DETROIT -- ArvinMeritor Inc. faces a tough year ahead after its fourth fiscal-quarter 2005 earnings fell below analysts' expectations -- despite an extensive restructuring.
Although the company expects steel prices to moderate in 2006, CEO Chip McClure cautioned that high energy prices will continue to hurt the company's bottom line.
"For 2006, we continue to see a tough industry environment ahead," McClure said in a conference call to analysts on Tuesday, Nov. 15.
ArvinMeritor posted a $19 million loss for the fourth quarter, ended Sept. 30, an improvement over a $153 million loss for the year-ago period.
For the fiscal year, ArvinMeritor, of Troy, Mich., posted a $12 million profit on sales of $8.90 billion, compared with a $42 million loss on sales of $8.03 billion for fiscal 2004.
ArvinMeritor failed to get the bounce some analysts had hoped for from a restructuring last spring. Those actions included closing six plants globally and cutting 1,850 hourly jobs and 400 to 500 salaried positions. The company expects the $50 million to $60 million savings to take effect in 2007.
ArvinMeritor expects profits from continuing operations next year to be from about $105 million to $120 million.
After the company's Nov. 15 report, its stock dropped by 12.7 percent, from $17.28 a share to $15.09 a share for the day.

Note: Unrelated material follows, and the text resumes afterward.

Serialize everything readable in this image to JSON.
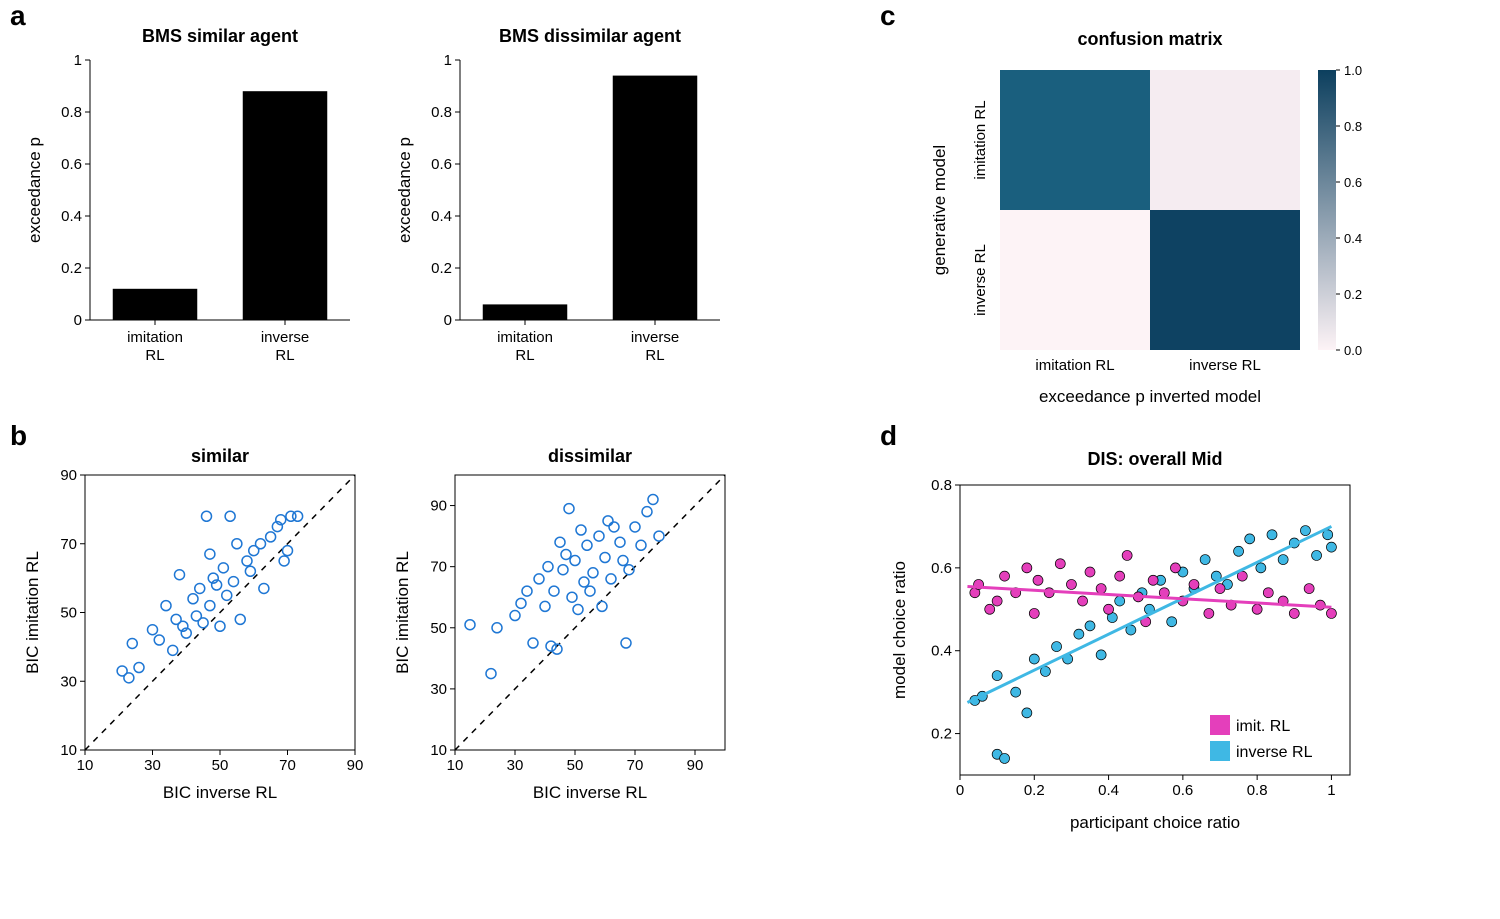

Brett Hoselton, an automotive analyst for KeyBanc Capital in Cleveland, called those projections a disappointment. "You'd hope the company would see material improvement in earnings as a result of all this restructuring. Instead, they appear to have plateaued," he said in an interview last week.
The company makes suspensions, door modules, roof systems and emissions products including exhausts for cars and light-duty trucks. It also makes axles, drivelines, brakes and exhausts for heavy trucks.

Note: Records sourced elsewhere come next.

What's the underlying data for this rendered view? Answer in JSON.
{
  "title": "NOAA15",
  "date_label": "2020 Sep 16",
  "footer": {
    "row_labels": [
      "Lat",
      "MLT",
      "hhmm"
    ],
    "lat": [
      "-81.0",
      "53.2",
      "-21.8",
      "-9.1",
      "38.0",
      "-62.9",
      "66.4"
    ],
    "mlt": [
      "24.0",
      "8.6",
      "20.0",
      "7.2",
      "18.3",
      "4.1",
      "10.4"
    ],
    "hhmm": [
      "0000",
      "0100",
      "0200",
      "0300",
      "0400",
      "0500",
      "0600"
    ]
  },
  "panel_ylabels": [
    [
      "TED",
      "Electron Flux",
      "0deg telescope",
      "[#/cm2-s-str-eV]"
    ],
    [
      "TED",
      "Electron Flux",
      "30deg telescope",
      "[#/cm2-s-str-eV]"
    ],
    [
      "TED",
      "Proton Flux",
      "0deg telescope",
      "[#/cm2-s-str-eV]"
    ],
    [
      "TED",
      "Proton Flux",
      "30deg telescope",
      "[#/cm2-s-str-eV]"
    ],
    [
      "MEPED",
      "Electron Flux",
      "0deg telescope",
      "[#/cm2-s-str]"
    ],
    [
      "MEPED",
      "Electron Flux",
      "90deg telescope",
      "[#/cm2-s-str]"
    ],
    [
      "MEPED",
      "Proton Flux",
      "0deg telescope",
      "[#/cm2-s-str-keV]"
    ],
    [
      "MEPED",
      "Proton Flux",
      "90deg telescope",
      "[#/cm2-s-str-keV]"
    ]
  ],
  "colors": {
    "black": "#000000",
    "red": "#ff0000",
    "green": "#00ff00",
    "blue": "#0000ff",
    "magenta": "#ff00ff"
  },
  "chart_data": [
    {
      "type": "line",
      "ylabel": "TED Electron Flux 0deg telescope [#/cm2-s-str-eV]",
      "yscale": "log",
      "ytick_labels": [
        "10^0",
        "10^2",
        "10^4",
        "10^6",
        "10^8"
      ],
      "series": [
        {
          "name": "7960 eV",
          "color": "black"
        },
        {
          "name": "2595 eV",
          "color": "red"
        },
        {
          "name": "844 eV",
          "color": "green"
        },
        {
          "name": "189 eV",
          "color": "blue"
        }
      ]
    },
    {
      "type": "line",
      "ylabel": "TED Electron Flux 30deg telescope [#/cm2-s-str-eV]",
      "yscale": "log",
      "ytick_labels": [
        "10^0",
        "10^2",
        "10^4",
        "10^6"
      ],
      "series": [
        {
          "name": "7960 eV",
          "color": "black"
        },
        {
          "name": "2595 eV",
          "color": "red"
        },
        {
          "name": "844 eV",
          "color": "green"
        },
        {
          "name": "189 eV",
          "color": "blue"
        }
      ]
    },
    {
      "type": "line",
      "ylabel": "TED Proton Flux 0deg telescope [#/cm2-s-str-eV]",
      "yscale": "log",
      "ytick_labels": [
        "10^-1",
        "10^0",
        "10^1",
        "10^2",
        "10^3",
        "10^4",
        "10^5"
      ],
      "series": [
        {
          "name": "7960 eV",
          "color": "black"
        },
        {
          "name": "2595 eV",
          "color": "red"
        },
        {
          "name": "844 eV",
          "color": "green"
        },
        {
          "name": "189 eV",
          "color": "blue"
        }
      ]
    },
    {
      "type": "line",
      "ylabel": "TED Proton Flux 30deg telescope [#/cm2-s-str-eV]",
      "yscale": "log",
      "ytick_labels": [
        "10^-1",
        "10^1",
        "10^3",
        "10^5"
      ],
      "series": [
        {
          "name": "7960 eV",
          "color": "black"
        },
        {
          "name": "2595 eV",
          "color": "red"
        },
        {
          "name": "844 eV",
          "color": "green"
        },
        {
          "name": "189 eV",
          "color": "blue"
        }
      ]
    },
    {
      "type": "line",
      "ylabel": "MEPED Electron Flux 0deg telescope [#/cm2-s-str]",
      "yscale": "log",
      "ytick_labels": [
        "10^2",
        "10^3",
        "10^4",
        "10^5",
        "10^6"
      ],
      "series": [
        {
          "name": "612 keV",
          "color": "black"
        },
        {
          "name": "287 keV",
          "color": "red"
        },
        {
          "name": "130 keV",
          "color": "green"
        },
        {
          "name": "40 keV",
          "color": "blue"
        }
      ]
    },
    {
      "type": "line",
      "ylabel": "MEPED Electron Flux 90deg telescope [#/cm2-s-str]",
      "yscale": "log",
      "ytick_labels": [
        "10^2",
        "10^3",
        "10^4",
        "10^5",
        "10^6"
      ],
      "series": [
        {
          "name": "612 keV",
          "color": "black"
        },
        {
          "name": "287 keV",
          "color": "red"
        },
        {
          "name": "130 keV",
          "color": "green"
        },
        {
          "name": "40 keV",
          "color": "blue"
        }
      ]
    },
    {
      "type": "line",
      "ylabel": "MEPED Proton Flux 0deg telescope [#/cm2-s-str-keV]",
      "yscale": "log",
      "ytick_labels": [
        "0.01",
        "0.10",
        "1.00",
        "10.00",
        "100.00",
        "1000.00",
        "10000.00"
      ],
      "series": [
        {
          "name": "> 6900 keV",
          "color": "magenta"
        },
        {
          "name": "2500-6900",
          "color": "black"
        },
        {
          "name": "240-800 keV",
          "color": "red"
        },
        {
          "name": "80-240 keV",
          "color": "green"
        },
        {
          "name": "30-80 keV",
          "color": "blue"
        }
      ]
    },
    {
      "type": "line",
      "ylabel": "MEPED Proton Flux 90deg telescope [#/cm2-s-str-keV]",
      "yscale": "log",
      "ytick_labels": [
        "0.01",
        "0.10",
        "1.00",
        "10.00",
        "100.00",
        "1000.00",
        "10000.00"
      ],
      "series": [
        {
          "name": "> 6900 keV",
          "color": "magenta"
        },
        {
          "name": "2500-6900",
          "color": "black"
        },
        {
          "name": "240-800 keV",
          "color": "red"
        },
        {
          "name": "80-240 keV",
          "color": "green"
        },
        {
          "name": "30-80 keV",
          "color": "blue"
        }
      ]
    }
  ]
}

"Overall, they appear to be doing the right things," Hoselton said.
McClure said ArvinMeritor is basing its forecast around car and light-truck volumes of 15.6 million units in North America and 16.4 million in Europe. ArvinMeritor has reduced its dependence on the Big 3 to 20 percent of revenues, with General Motors at only 7 percent, McClure said.
ArvinMeritor ranks No. 19 on the Automotive News list of the top global suppliers with estimated worldwide original-equipment automotive parts sales of $7.07 billion in fiscal 2004.